We Wept Without Tears
- Author: Gideon Greif
- Original title: Bakhinu beli dema'ot
- Subject: Holocaust
- Publication date: 1999
- Published in English: 2005
- Dewey Decimal: 940.531853858
- LC Class: D805.5.A96

= We Wept Without Tears =

1999 book by Gideon Greif

We Wept Without Tears: Testimonies of the Jewish Sonderkommando from Auschwitz, is a book by Gideon Greif. First published in Hebrew in 1999, the work was translated into English in 2005. Greif's book based on a series of interviews with surviving members of Sonderkommando - Jewish prisoners who survived by working in the German death camps. The writer, Gideon Greif, is a researcher at Yad Vashem (יד ושם), Israel, the principal institution in the world studying the history of the Holocaust. He had also served as a visiting professor at The Sue and Leonard Miller Center for Contemporary Judaic Studies, the University of Miami.

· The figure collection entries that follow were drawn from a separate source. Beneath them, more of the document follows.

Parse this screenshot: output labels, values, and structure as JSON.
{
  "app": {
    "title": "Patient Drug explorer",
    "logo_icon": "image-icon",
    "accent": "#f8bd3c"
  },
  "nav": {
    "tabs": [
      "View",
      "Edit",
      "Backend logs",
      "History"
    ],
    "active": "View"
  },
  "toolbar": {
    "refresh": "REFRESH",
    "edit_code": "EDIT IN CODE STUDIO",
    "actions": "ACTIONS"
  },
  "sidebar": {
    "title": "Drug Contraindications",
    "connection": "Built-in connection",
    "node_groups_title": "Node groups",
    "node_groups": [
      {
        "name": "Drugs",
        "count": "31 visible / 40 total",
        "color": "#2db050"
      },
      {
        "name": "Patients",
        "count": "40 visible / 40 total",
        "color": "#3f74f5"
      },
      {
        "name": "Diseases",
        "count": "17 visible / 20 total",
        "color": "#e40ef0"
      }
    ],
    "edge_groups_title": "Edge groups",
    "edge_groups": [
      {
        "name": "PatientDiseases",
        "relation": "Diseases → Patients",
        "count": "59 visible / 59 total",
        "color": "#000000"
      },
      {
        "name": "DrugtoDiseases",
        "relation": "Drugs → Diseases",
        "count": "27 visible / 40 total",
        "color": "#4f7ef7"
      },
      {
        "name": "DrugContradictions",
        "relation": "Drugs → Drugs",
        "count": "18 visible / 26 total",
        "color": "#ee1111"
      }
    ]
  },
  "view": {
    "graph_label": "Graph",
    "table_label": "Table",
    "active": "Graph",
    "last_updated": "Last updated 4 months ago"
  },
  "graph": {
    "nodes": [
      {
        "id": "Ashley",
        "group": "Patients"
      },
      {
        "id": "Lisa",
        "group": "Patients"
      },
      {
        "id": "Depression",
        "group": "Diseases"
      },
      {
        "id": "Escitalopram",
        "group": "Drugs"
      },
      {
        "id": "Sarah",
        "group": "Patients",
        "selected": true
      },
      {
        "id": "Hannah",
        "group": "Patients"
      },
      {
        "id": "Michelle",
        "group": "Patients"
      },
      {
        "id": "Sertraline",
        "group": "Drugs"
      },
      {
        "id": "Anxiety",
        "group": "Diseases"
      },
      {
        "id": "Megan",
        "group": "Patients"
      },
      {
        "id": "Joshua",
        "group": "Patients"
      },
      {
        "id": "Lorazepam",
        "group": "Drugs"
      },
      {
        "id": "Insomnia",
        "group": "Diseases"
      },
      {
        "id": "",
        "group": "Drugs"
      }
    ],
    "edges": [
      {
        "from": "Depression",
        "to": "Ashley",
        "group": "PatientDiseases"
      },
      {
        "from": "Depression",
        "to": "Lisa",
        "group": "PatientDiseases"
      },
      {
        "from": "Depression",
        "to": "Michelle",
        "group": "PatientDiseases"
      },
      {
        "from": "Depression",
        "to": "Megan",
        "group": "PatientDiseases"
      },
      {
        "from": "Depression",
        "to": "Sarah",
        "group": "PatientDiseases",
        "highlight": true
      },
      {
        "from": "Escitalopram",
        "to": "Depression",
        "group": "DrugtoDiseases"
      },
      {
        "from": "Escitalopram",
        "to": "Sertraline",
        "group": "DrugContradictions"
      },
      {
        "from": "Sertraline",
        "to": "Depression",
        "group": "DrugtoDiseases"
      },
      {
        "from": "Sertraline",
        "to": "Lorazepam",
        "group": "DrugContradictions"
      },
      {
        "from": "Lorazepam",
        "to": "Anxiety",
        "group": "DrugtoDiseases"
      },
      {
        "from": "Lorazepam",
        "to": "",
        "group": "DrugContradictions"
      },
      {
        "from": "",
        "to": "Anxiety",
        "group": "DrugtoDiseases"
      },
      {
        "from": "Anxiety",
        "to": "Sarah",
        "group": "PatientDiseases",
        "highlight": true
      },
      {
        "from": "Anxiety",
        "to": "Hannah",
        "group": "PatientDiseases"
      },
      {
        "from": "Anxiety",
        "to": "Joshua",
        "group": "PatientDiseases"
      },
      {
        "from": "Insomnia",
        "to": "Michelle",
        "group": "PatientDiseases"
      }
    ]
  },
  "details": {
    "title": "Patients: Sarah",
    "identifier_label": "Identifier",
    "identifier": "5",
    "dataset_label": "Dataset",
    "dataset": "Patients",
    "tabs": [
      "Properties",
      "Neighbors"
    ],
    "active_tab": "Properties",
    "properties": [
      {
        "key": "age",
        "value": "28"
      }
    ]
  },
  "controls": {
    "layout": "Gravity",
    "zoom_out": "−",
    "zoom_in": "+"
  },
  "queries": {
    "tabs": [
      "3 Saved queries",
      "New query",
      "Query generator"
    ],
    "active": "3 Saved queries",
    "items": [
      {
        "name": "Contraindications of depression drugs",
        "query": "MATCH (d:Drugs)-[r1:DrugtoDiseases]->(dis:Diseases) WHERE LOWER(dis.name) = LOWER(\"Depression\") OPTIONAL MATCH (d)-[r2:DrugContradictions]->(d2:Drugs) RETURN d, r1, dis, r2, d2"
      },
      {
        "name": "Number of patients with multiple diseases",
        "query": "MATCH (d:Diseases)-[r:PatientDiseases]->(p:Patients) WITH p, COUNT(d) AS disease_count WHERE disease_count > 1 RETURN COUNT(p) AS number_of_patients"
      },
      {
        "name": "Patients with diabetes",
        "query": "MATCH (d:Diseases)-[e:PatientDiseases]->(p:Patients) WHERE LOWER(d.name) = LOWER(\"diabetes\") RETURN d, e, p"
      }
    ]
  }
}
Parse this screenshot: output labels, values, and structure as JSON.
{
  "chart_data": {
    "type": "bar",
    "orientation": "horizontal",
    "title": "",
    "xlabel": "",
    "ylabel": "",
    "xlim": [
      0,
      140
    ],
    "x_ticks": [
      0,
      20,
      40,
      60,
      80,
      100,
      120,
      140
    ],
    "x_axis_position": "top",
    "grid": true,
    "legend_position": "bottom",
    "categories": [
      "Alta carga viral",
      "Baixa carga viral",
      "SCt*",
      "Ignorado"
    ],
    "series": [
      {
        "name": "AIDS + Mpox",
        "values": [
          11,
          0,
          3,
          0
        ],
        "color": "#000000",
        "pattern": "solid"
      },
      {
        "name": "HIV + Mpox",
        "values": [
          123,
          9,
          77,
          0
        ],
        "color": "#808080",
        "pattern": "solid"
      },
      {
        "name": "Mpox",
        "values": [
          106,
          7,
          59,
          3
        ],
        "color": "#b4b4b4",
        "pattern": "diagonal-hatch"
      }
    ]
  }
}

The Sonderkommando, who were work units of Nazi death camp prisoners forced to aid the killing process at Auschwitz and Birkenau camps, consisted mainly of Jewish prisoners. The book is based on interviews with survivors of units of the Sonderkommando. A note by the publishers states: "The book provides direct testimony about the 'Final Solution of the Jewish Problem,' but it is also a unique document on the boundless cruelty and deceit practiced by the Germans. It documents the helplessness and powerlessness of the one-and-a-half million people, 90 percent of them Jews, who were brutally murdered in the gas chambers of Auschwitz-Birkenau."

==Critical reception==
- In 2002, Trevor Royle of the Glasgow Sunday Herald identified We Wept Without Tears as a "groundbreaking" historical work that helped bring the story of the Jewish Sonderkommando "out of the closet."